Nei fatti, però, le promesse si sono trasformate in ben altro. A inizio dicembre, dopo alcune riunioni organizzative, l’azienda ha ritenuto necessario incrementare l’orario di lavoro giustificandolo con una maggior richiesta di servizi. Inizialmente mi era richiesto un maxi-turno da 14 ore di piena reperibilità in un giorno tra sabato e domenica, che si tramutava sempre però in una giornata intera passata davanti al computer a lavorare. Dopo un po’ di rumoreggiamento da parte mia l’azienda ha allora deciso di rimodulare nuovamente i turni, facendomi però lavorare sia sabato che domenica, con il turno notturno domenicale (16:00-24:00) che mi lasciava poche ore di sonno prima di tornare a lavorare il lunedì mattina nuovamente alle 8:30. Tirate le somme, mi sono accorto di non avere dall’azienda l’impegno, la formazione e la prosperità che mi aspettavo. Ho deciso così di non continuare l’esperienza lavorativa (interrompendo lo stage in modo consensuale) e valutare nuove opportunità.

In ultimo, cosa ne pensi dell’accordo che l’Università della Calabria ha stipulato con Confindustria Cosenza?
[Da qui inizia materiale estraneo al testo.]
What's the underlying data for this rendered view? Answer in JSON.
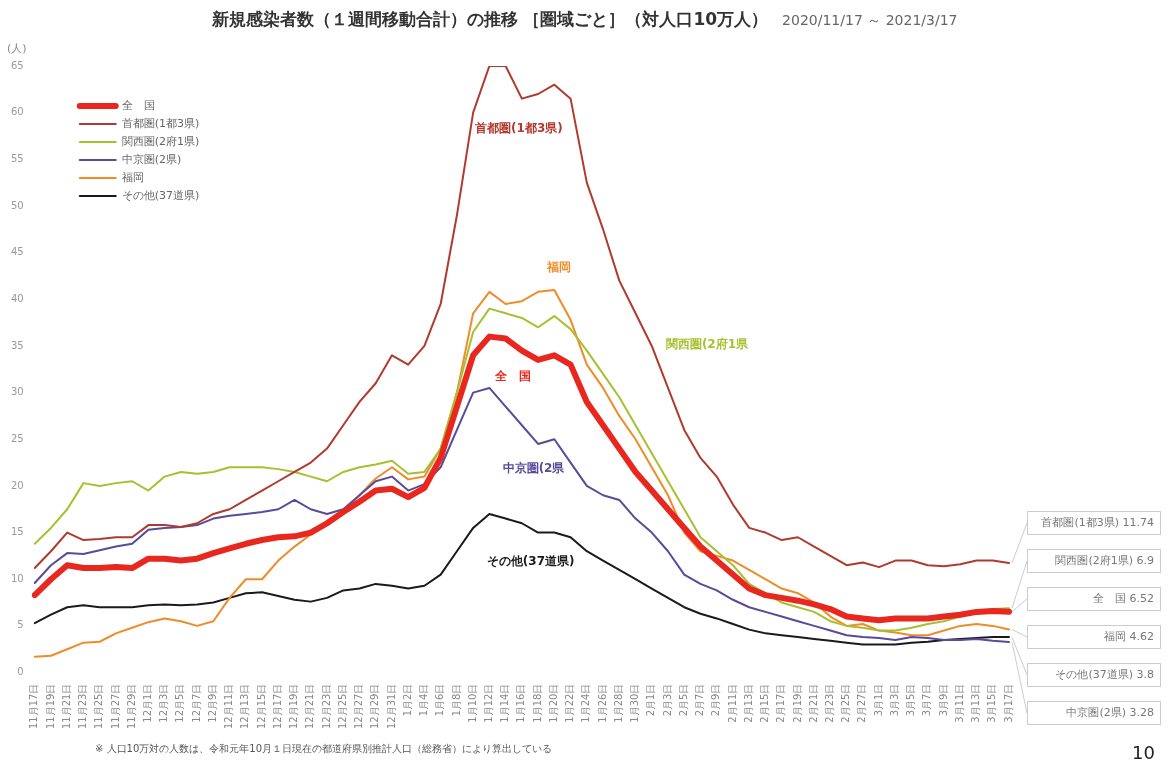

In primis penso che l’università dovrebbe venire incontro alle necessità sociali della popolazione, oltre ovviamente a permettere una realizzazione personale dello studente, cercando anche di stimolare l’occupazione e la ricerca a livello locale. L’accordo, però, a sommi capi apre l’istruzione pubblica alle pressioni e al servizio di Confindustria e privati correlati, a discapito dei processi di sviluppo di idee brillanti che dovrebbero essere alla base delle start-up. Nei fatti però, questi soggetti diventano strumenti nelle mani delle aziende private che investono nelle università, sfruttandole per delegare servizi terzi a studenti tirocinanti o ricercatori che, così facendo, devono vedere i loro progetti di ricerca piegati dalle immediate necessità produttive di questi privati. Spesso questo significa essere dei veri e propri lavoratori subordinati a costo zero. Così facendo si corre il rischio di alimentare in maniera feroce body rental, precariato e bassi stipendi, con qualità e aspettativa di vita ridotti al “sopravvivere”, ormai vizietti “all’italiana” (come un po’ ovunque in realtà) che trovano negli studenti e neolaureati campo fertile.